Department of Medicine, Macon & Joan Brock Virginia Health Sciences EVMS Medical Group at Old Dominion University, Norfolk, VA, USA.
Med Clin North Am. 2025 May;109(3):587-599. doi: 10.1016/j.mcna.2024.12.012. Epub 2025 Feb 24.

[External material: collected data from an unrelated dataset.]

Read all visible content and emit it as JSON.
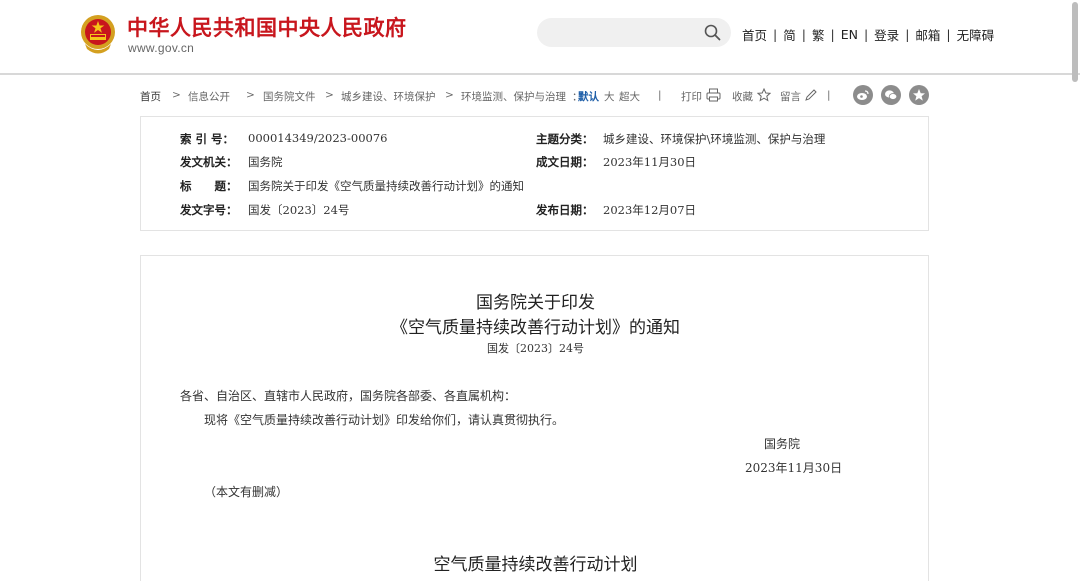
{
  "header": {
    "site_title": "中华人民共和国中央人民政府",
    "site_url": "www.gov.cn",
    "search": {
      "placeholder": ""
    },
    "nav": [
      "首页",
      "简",
      "繁",
      "EN",
      "登录",
      "邮箱",
      "无障碍"
    ]
  },
  "breadcrumb": {
    "items": [
      "首页",
      "信息公开",
      "国务院文件",
      "城乡建设、环境保护",
      "环境监测、保护与治理"
    ],
    "font_size_options": [
      "默认",
      "大",
      "超大"
    ],
    "tools": {
      "print": "打印",
      "favorite": "收藏",
      "comment": "留言"
    },
    "share_icons": [
      "weibo-icon",
      "wechat-icon",
      "qzone-icon"
    ]
  },
  "meta": {
    "index_label": "索 引 号：",
    "index_value": "000014349/2023-00076",
    "topic_label": "主题分类：",
    "topic_value": "城乡建设、环境保护\\环境监测、保护与治理",
    "issuer_label": "发文机关：",
    "issuer_value": "国务院",
    "written_date_label": "成文日期：",
    "written_date_value": "2023年11月30日",
    "title_label": "标　　题：",
    "title_value": "国务院关于印发《空气质量持续改善行动计划》的通知",
    "doc_no_label": "发文字号：",
    "doc_no_value": "国发〔2023〕24号",
    "publish_date_label": "发布日期：",
    "publish_date_value": "2023年12月07日"
  },
  "document": {
    "title_line1": "国务院关于印发",
    "title_line2": "《空气质量持续改善行动计划》的通知",
    "doc_number": "国发〔2023〕24号",
    "addressee": "各省、自治区、直辖市人民政府，国务院各部委、各直属机构：",
    "body": "现将《空气质量持续改善行动计划》印发给你们，请认真贯彻执行。",
    "signature": "国务院",
    "date": "2023年11月30日",
    "note": "（本文有删减）",
    "plan_title": "空气质量持续改善行动计划"
  },
  "colors": {
    "brand_red": "#c8161d",
    "link_blue": "#1f5fa8"
  }
}
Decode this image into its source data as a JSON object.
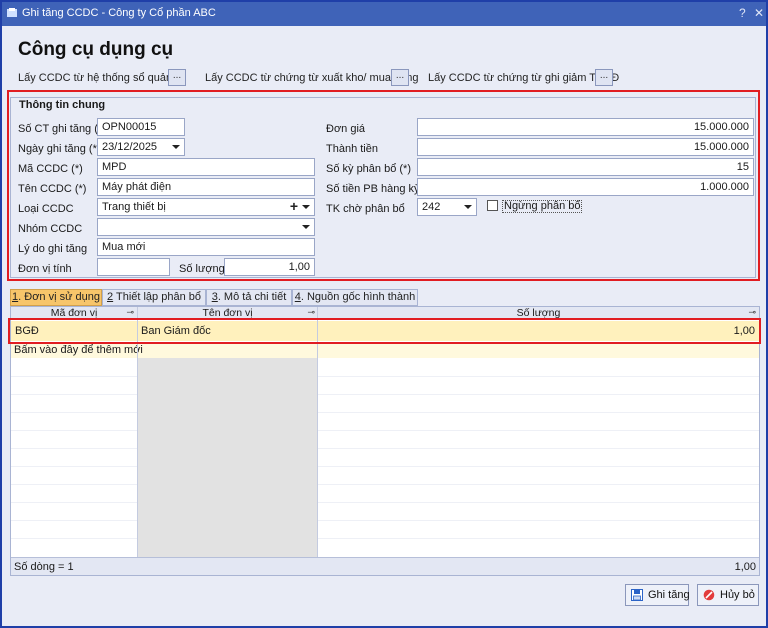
{
  "window": {
    "title": "Ghi tăng CCDC - Công ty Cổ phần ABC",
    "help_label": "?",
    "close_label": "✕"
  },
  "page_title": "Công cụ dụng cụ",
  "links": {
    "from_system": "Lấy CCDC từ hệ thống sổ quản trị",
    "from_issue": "Lấy CCDC từ chứng từ xuất kho/ mua hàng",
    "from_tscd": "Lấy CCDC từ chứng từ ghi giảm TSCĐ",
    "picker_label": "..."
  },
  "general": {
    "title": "Thông tin chung",
    "doc_no": {
      "label": "Số CT ghi tăng (*)",
      "value": "OPN00015"
    },
    "date": {
      "label": "Ngày ghi tăng (*)",
      "value": "23/12/2025"
    },
    "code": {
      "label": "Mã CCDC (*)",
      "value": "MPD"
    },
    "name": {
      "label": "Tên CCDC (*)",
      "value": "Máy phát điện"
    },
    "type": {
      "label": "Loại CCDC",
      "value": "Trang thiết bị"
    },
    "group": {
      "label": "Nhóm CCDC",
      "value": ""
    },
    "reason": {
      "label": "Lý do ghi tăng",
      "value": "Mua mới"
    },
    "unit": {
      "label": "Đơn vị tính",
      "value": ""
    },
    "qty": {
      "label": "Số lượng",
      "value": "1,00"
    },
    "unit_price": {
      "label": "Đơn giá",
      "value": "15.000.000"
    },
    "amount": {
      "label": "Thành tiền",
      "value": "15.000.000"
    },
    "periods": {
      "label": "Số kỳ phân bổ (*)",
      "value": "15"
    },
    "per_period": {
      "label": "Số tiền PB hàng kỳ",
      "value": "1.000.000"
    },
    "pending_acc": {
      "label": "TK chờ phân bổ",
      "value": "242"
    },
    "stop_alloc": {
      "label": "Ngừng phân bổ",
      "checked": false
    }
  },
  "tabs": [
    {
      "key": "1",
      "label": ". Đơn vị sử dụng",
      "active": true
    },
    {
      "key": "2",
      "label": " Thiết lập phân bổ",
      "active": false
    },
    {
      "key": "3",
      "label": ". Mô tả chi tiết",
      "active": false
    },
    {
      "key": "4",
      "label": ". Nguồn gốc hình thành",
      "active": false
    }
  ],
  "grid": {
    "columns": [
      "Mã đơn vị",
      "Tên đơn vị",
      "Số lượng"
    ],
    "pin_icon": "pin-icon",
    "rows": [
      {
        "code": "BGĐ",
        "name": "Ban Giám đốc",
        "qty": "1,00"
      }
    ],
    "add_hint": "Bấm vào đây để thêm mới",
    "footer_count": "Số dòng = 1",
    "footer_total": "1,00"
  },
  "buttons": {
    "save": "Ghi tăng",
    "cancel": "Hủy bỏ"
  },
  "colors": {
    "title_bar": "#3f63b8",
    "highlight": "#e11d22",
    "active_tab": "#f7c56a",
    "selected_row": "#fff1bd"
  }
}
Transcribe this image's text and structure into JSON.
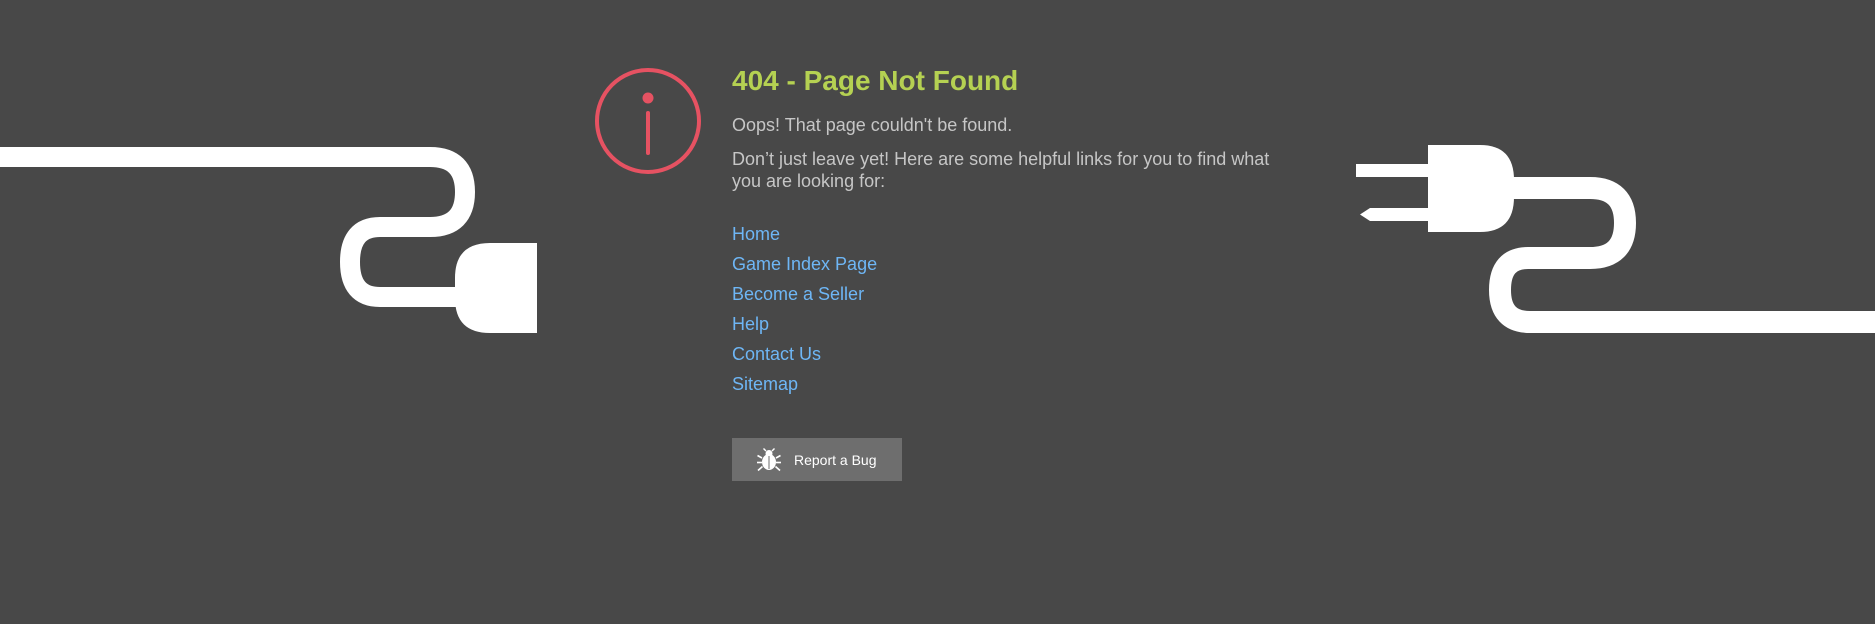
{
  "page": {
    "background_color": "#484848"
  },
  "error": {
    "title": "404 - Page Not Found",
    "subtitle": "Oops! That page couldn't be found.",
    "helper_text": "Don’t just leave yet! Here are some helpful links for you to find what you are looking for:",
    "title_color": "#b5d152",
    "icon": "info-circle-icon",
    "icon_color": "#e65262"
  },
  "links": [
    {
      "label": "Home"
    },
    {
      "label": "Game Index Page"
    },
    {
      "label": "Become a Seller"
    },
    {
      "label": "Help"
    },
    {
      "label": "Contact Us"
    },
    {
      "label": "Sitemap"
    }
  ],
  "link_color": "#6eb6f5",
  "report_bug": {
    "label": "Report a Bug",
    "icon": "bug-icon"
  },
  "decorations": {
    "left": "unplugged-cable-socket-icon",
    "right": "unplugged-cable-plug-icon"
  }
}
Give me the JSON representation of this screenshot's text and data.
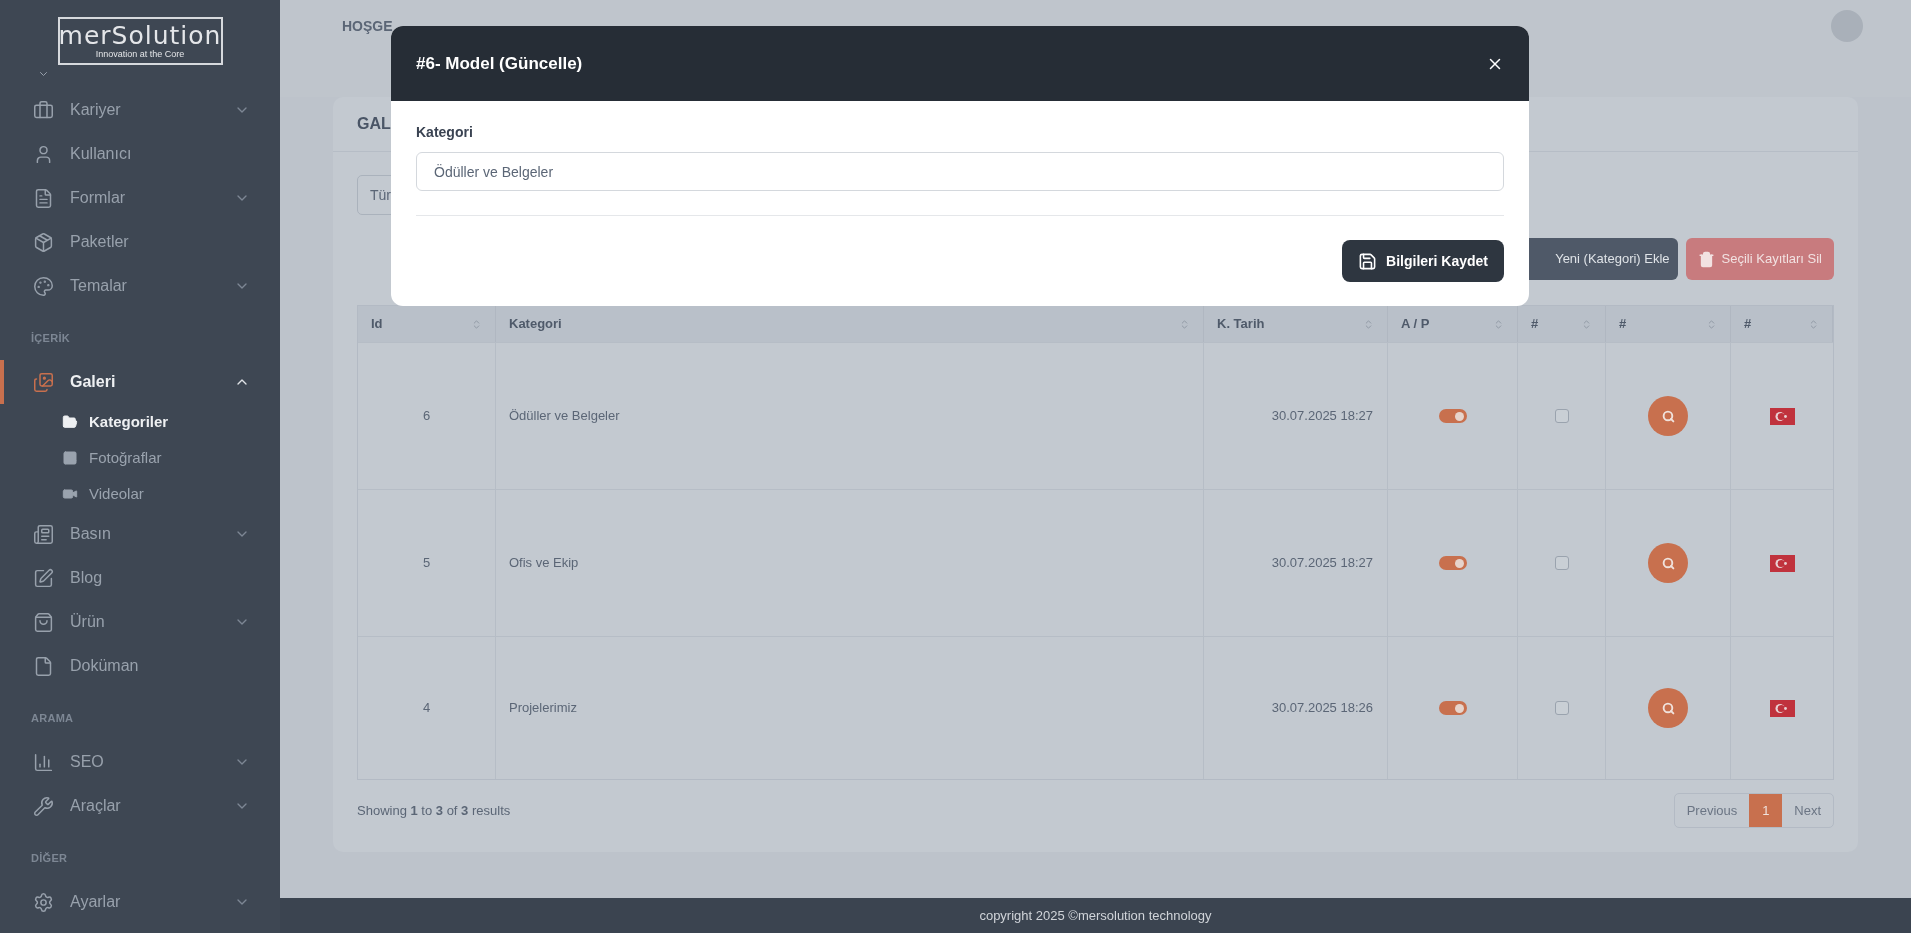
{
  "sidebar": {
    "logo": {
      "title": "merSolution",
      "tagline": "Innovation at the Core"
    },
    "items": [
      {
        "kind": "item",
        "label": "Kariyer",
        "expanded": false,
        "selected": false
      },
      {
        "kind": "item",
        "label": "Kullanıcı",
        "selected": false
      },
      {
        "kind": "item",
        "label": "Formlar",
        "expanded": false,
        "selected": false
      },
      {
        "kind": "item",
        "label": "Paketler",
        "selected": false
      },
      {
        "kind": "item",
        "label": "Temalar",
        "expanded": false,
        "selected": false
      },
      {
        "kind": "section",
        "label": "İÇERİK"
      },
      {
        "kind": "item",
        "label": "Galeri",
        "expanded": true,
        "selected": true
      },
      {
        "kind": "subitem",
        "label": "Kategoriler",
        "selected": true
      },
      {
        "kind": "subitem",
        "label": "Fotoğraflar",
        "selected": false
      },
      {
        "kind": "subitem",
        "label": "Videolar",
        "selected": false
      },
      {
        "kind": "item",
        "label": "Basın",
        "expanded": false,
        "selected": false
      },
      {
        "kind": "item",
        "label": "Blog",
        "selected": false
      },
      {
        "kind": "item",
        "label": "Ürün",
        "expanded": false,
        "selected": false
      },
      {
        "kind": "item",
        "label": "Doküman",
        "selected": false
      },
      {
        "kind": "section",
        "label": "ARAMA"
      },
      {
        "kind": "item",
        "label": "SEO",
        "expanded": false,
        "selected": false
      },
      {
        "kind": "item",
        "label": "Araçlar",
        "expanded": false,
        "selected": false
      },
      {
        "kind": "section",
        "label": "DİĞER"
      },
      {
        "kind": "item",
        "label": "Ayarlar",
        "expanded": false,
        "selected": false
      }
    ]
  },
  "header": {
    "greeting": "HOŞGE"
  },
  "card": {
    "title": "GAL",
    "filter": "Tür",
    "add_button": "Yeni (Kategori) Ekle",
    "delete_button": "Seçili Kayıtları Sil",
    "table": {
      "columns": [
        "Id",
        "Kategori",
        "K. Tarih",
        "A / P",
        "#",
        "#",
        "#"
      ],
      "rows": [
        {
          "id": "6",
          "category": "Ödüller ve Belgeler",
          "date": "30.07.2025 18:27",
          "active": true,
          "checked": false
        },
        {
          "id": "5",
          "category": "Ofis ve Ekip",
          "date": "30.07.2025 18:27",
          "active": true,
          "checked": false
        },
        {
          "id": "4",
          "category": "Projelerimiz",
          "date": "30.07.2025 18:26",
          "active": true,
          "checked": false
        }
      ]
    },
    "summary": "Showing **1** to **3** of **3** results",
    "pagination": {
      "previous": "Previous",
      "pages": [
        {
          "label": "1",
          "selected": true
        }
      ],
      "next": "Next"
    }
  },
  "footer": "copyright 2025 ©mersolution technology",
  "modal": {
    "title": "#6- Model (Güncelle)",
    "field_label": "Kategori",
    "field_value": "Ödüller ve Belgeler",
    "save_button": "Bilgileri Kaydet"
  }
}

Community-acquired bacterial meningitis has a high fatality rate, and survivors may have significant long-term neurologic sequelae, despite appropriate antibiotics. Although cerebral spinal fluid cultures and/or PCR testing are necessary to establish a definitive case of bacterial meningitis, antibiotic administration should never be delayed while waiting to obtain a lumbar puncture. Patients with suspected bacterial meningitis should be started on empiric antibiotics and adjunctive dexamethasone within an hour of presentation, with subsequent regimens targeted toward the identified pathogen. Vaccines are an important tool to minimize the risk of bacterial meningitis, and use should be encouraged by adults at higher risk.
社区获得性细菌性脑膜炎病死率高,即便使用了恰当的抗生素,幸存者仍可能有严重的长期神经后遗症。虽然脑脊液培养和/或聚合酶链反应检测对于确诊细菌性脑膜炎是必要的,但在等待进行腰椎穿刺时,抗生素治疗绝不应延迟。疑似细菌性脑膜炎的患者应在就诊后一小时内开始经验性使用抗生素和辅助性地塞米松,后续治疗方案则针对已确定的病原体。疫苗是将细菌性脑膜炎风险降至最低的重要工具,应鼓励高危成年人使用。